Recombinant proteins exhibit a similar though not quite as spectacularly fast-growing trend. Of 57 launched so far, 16 have become blockbusters, 14 have at least recouped their costs, and the other 27 are either question marks or failures. The high success rate of biotherapeutics is due to low levels of competition in the markets they address, says Jo Collett, author of the Propagate study. Sales and marketing costs for mAbs are also less than for traditional small-molecule drugs, because they tend to be injectables focused on specialist disease areas, rather than being aimed at the intensive primary care market (Nat. Biotechnol. 23, 269–269, 2005).

Moreover, there are signs that the tail end of a biotherapeutic product's life cycle might be more profitable than that of a small-molecule drug. In particular, according to the Washington, DC-based Biotechnology Industry Organization, it will be difficult for would-be competitors to demonstrate the bioequivalence of their own antibodies, making it much harder for them to launch rival generic equivalents.

Generics makers naturally disagree, and opposing feelings are running high (Nat.
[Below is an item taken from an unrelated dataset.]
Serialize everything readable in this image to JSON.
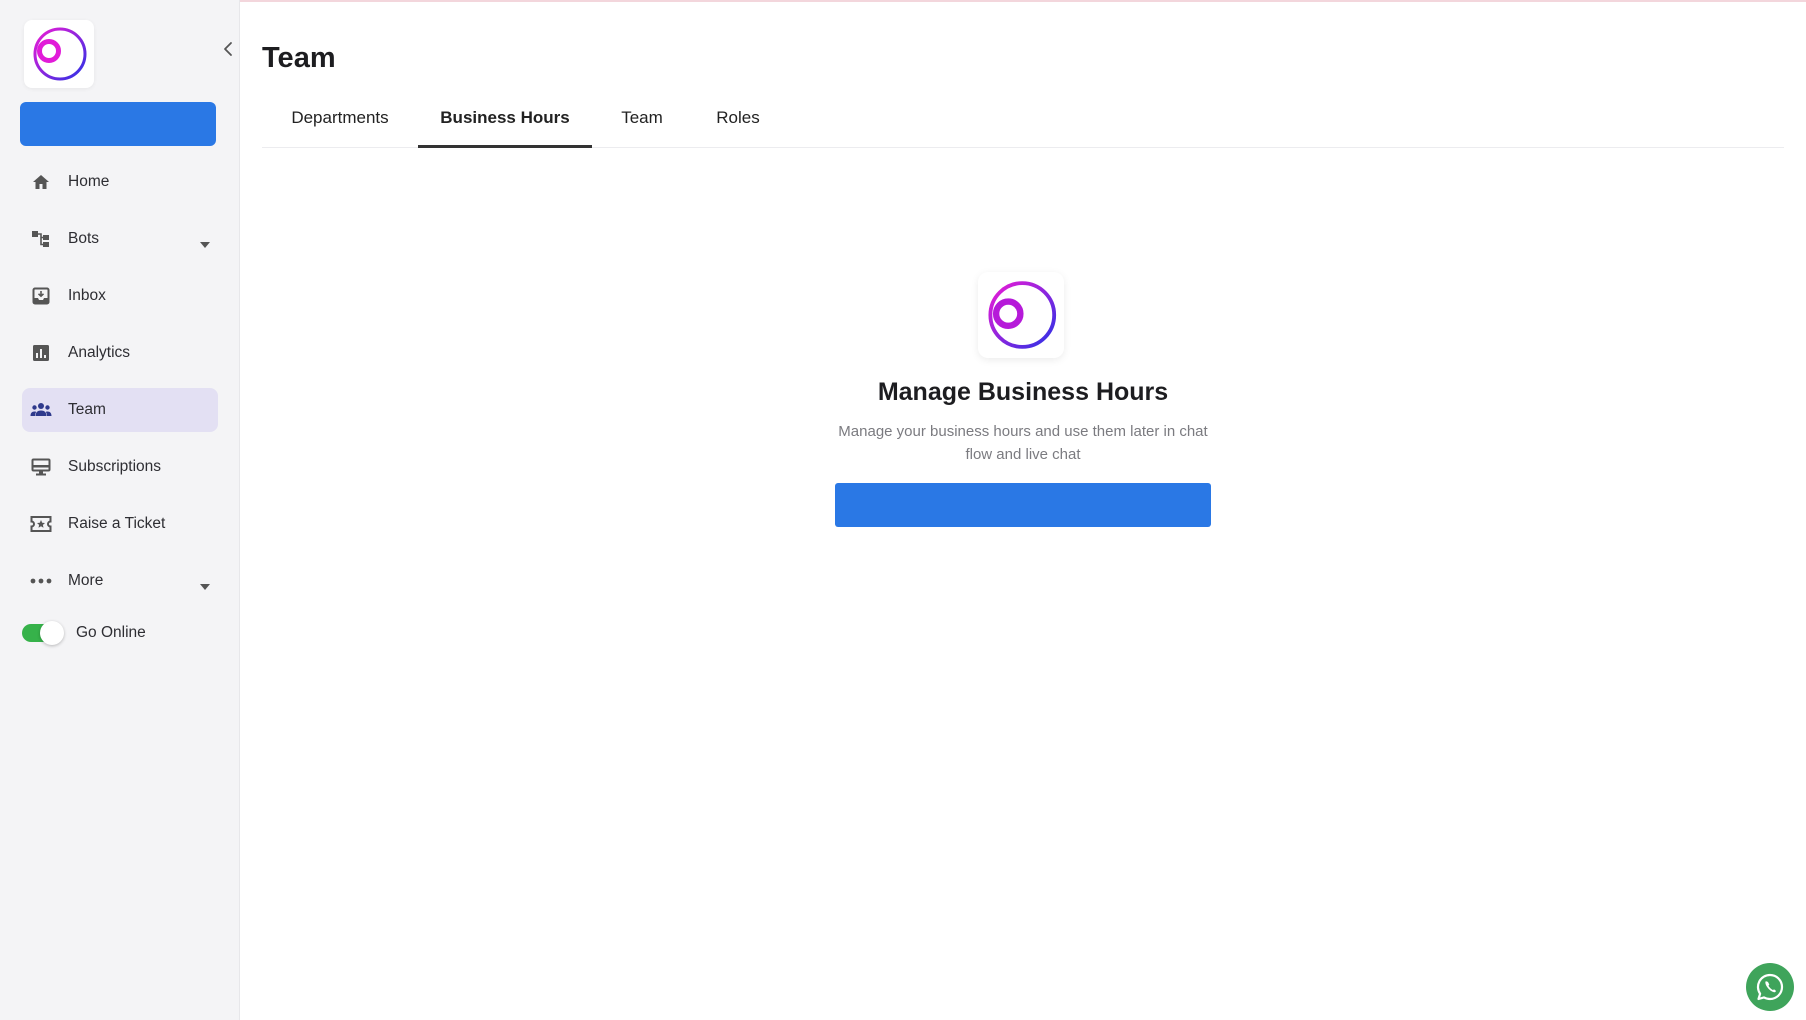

Biotechnol. 23, 765, 2005). As a result, delays in the introduction of biogenerics on the US market are expected until an approval methodology is agreed on; a US Food and Drug Administration white paper is due out this August. Meanwhile, the European market has a regulatory framework in place but still no biogenerics approved. “These delays buy existing branded products more time on the market, and bring branded companies closer to launching their second-generation biologics,” says analyst Mike Mitchell of London-based broker Evolution Securities.
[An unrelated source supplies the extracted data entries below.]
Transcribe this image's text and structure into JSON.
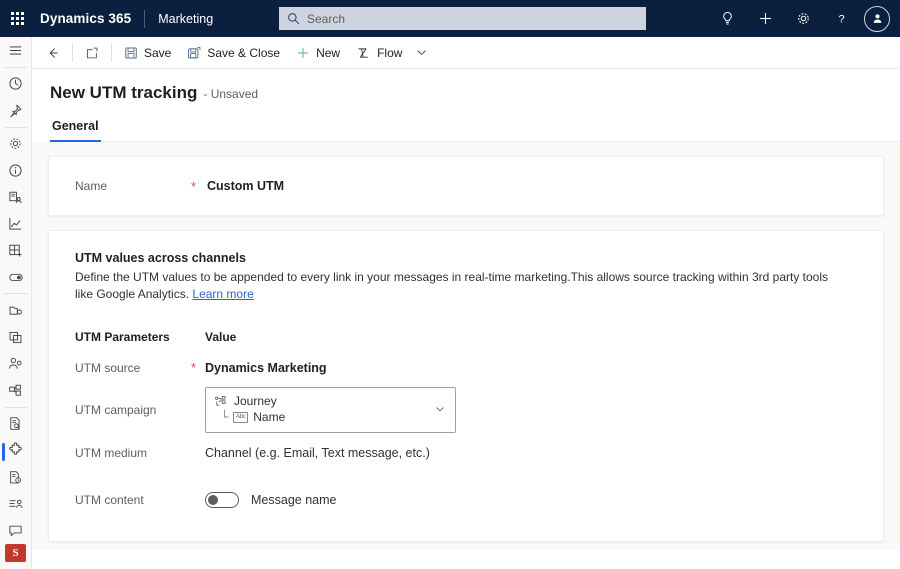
{
  "topbar": {
    "waffle_label": "app-launcher",
    "brand": "Dynamics 365",
    "app_name": "Marketing",
    "search": {
      "placeholder": "Search",
      "value": ""
    },
    "icons": [
      {
        "name": "lightbulb-icon",
        "label": "Tips"
      },
      {
        "name": "plus-icon",
        "label": "Quick create"
      },
      {
        "name": "gear-icon",
        "label": "Settings"
      },
      {
        "name": "help-icon",
        "label": "Help"
      }
    ],
    "avatar": {
      "name": "avatar",
      "initials": ""
    }
  },
  "rail": {
    "items": [
      {
        "name": "sidebar-item-menu",
        "icon": "hamburger-icon",
        "selected": false
      },
      {
        "name": "sidebar-item-recent",
        "icon": "clock-icon",
        "selected": false
      },
      {
        "name": "sidebar-item-pinned",
        "icon": "pin-icon",
        "selected": false
      },
      {
        "name": "sidebar-item-settings",
        "icon": "gear-icon",
        "selected": false
      },
      {
        "name": "sidebar-item-info",
        "icon": "info-icon",
        "selected": false
      },
      {
        "name": "sidebar-item-audience",
        "icon": "audience-icon",
        "selected": false
      },
      {
        "name": "sidebar-item-analytics",
        "icon": "line-chart-icon",
        "selected": false
      },
      {
        "name": "sidebar-item-grid-add",
        "icon": "grid-plus-icon",
        "selected": false
      },
      {
        "name": "sidebar-item-toggle",
        "icon": "toggle-icon",
        "selected": false
      },
      {
        "name": "sidebar-item-assets",
        "icon": "assets-icon",
        "selected": false
      },
      {
        "name": "sidebar-item-copy",
        "icon": "copy-icon",
        "selected": false
      },
      {
        "name": "sidebar-item-contacts",
        "icon": "person-icon",
        "selected": false
      },
      {
        "name": "sidebar-item-segments",
        "icon": "segments-icon",
        "selected": false
      },
      {
        "name": "sidebar-item-forms",
        "icon": "form-search-icon",
        "selected": false
      },
      {
        "name": "sidebar-item-extensions",
        "icon": "puzzle-icon",
        "selected": true
      },
      {
        "name": "sidebar-item-schedule",
        "icon": "doc-clock-icon",
        "selected": false
      },
      {
        "name": "sidebar-item-lists",
        "icon": "list-person-icon",
        "selected": false
      },
      {
        "name": "sidebar-item-chat",
        "icon": "chat-icon",
        "selected": false
      }
    ],
    "badge": {
      "name": "sales-app-badge",
      "text": "S"
    }
  },
  "commandbar": {
    "back_label": "Back",
    "popout_label": "Open in new window",
    "save_label": "Save",
    "save_close_label": "Save & Close",
    "new_label": "New",
    "flow_label": "Flow",
    "more_label": "More commands"
  },
  "page": {
    "title": "New UTM tracking",
    "subtitle": "- Unsaved",
    "tabs": [
      {
        "label": "General",
        "active": true
      }
    ]
  },
  "name_card": {
    "label": "Name",
    "required": "*",
    "value": "Custom UTM"
  },
  "utm_card": {
    "section_title": "UTM values across channels",
    "description": "Define the UTM values to be appended to every link in your messages in real-time marketing.This allows source tracking within 3rd party tools like Google Analytics.",
    "link_text": "Learn more",
    "table": {
      "header_param": "UTM Parameters",
      "header_value": "Value",
      "rows": [
        {
          "name": "row-utm-source",
          "label": "UTM source",
          "required": "*",
          "type": "text",
          "value": "Dynamics Marketing"
        },
        {
          "name": "row-utm-campaign",
          "label": "UTM campaign",
          "required": "",
          "type": "token",
          "token_primary": "Journey",
          "token_secondary": "Name",
          "token_primary_icon": "journey-icon",
          "token_secondary_icon": "abc-field-icon",
          "abc_text": "Abc"
        },
        {
          "name": "row-utm-medium",
          "label": "UTM medium",
          "required": "",
          "type": "plain",
          "value": "Channel (e.g. Email, Text message, etc.)"
        },
        {
          "name": "row-utm-content",
          "label": "UTM content",
          "required": "",
          "type": "toggle",
          "toggle_on": false,
          "value": "Message name"
        }
      ]
    }
  },
  "colors": {
    "topbar_bg": "#0b1f3f",
    "accent": "#2266e3",
    "required": "#e04b4b",
    "link": "#2a66c8",
    "badge_red": "#c0392b",
    "page_bg": "#faf9f8"
  }
}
However, this high level of success may be difficult to sustain as competition increases, especially in the cancer market, says Propagate's Collett. “It's not going to be quite as easy as it was for the pioneers,” she prophesies. “There is a danger that firms may be tempted to rest on their laurels and think that every mAb is going to be like Avastin [bevacizumab].”

There are now more than 150 mAbs in development worldwide, over 100 of which are in phase 2 or phase 3 trials. Nearly 40% of these are in the oncology field; 18 are in development for breast cancer alone. Collett predicts that companies launching the next generation of mAb therapeutics will have to be more commercially acute with a better understanding of their products' positioning than the pioneers of the field were.

Moreover, the success of the first wave of mAbs may be atypical, says independent consultant David Glover, formerly CSO at UK immunotherapeutics firm Cambridge Antibody Technology. “It's easy to get sidetracked by the success of Rituxan [rituximab] and Avastin, but these are the low-hanging fruit,” he notes. “People go for the easiest opportunities first.”

Although there is respectable data showing that obtaining regulatory approval tends to be easier for antibodies than for other drug classes, he warns it is too early to make firm predictions. “The mid and longer term future may look quite different in terms of competitive threats, so past performance is not necessarily a guide.”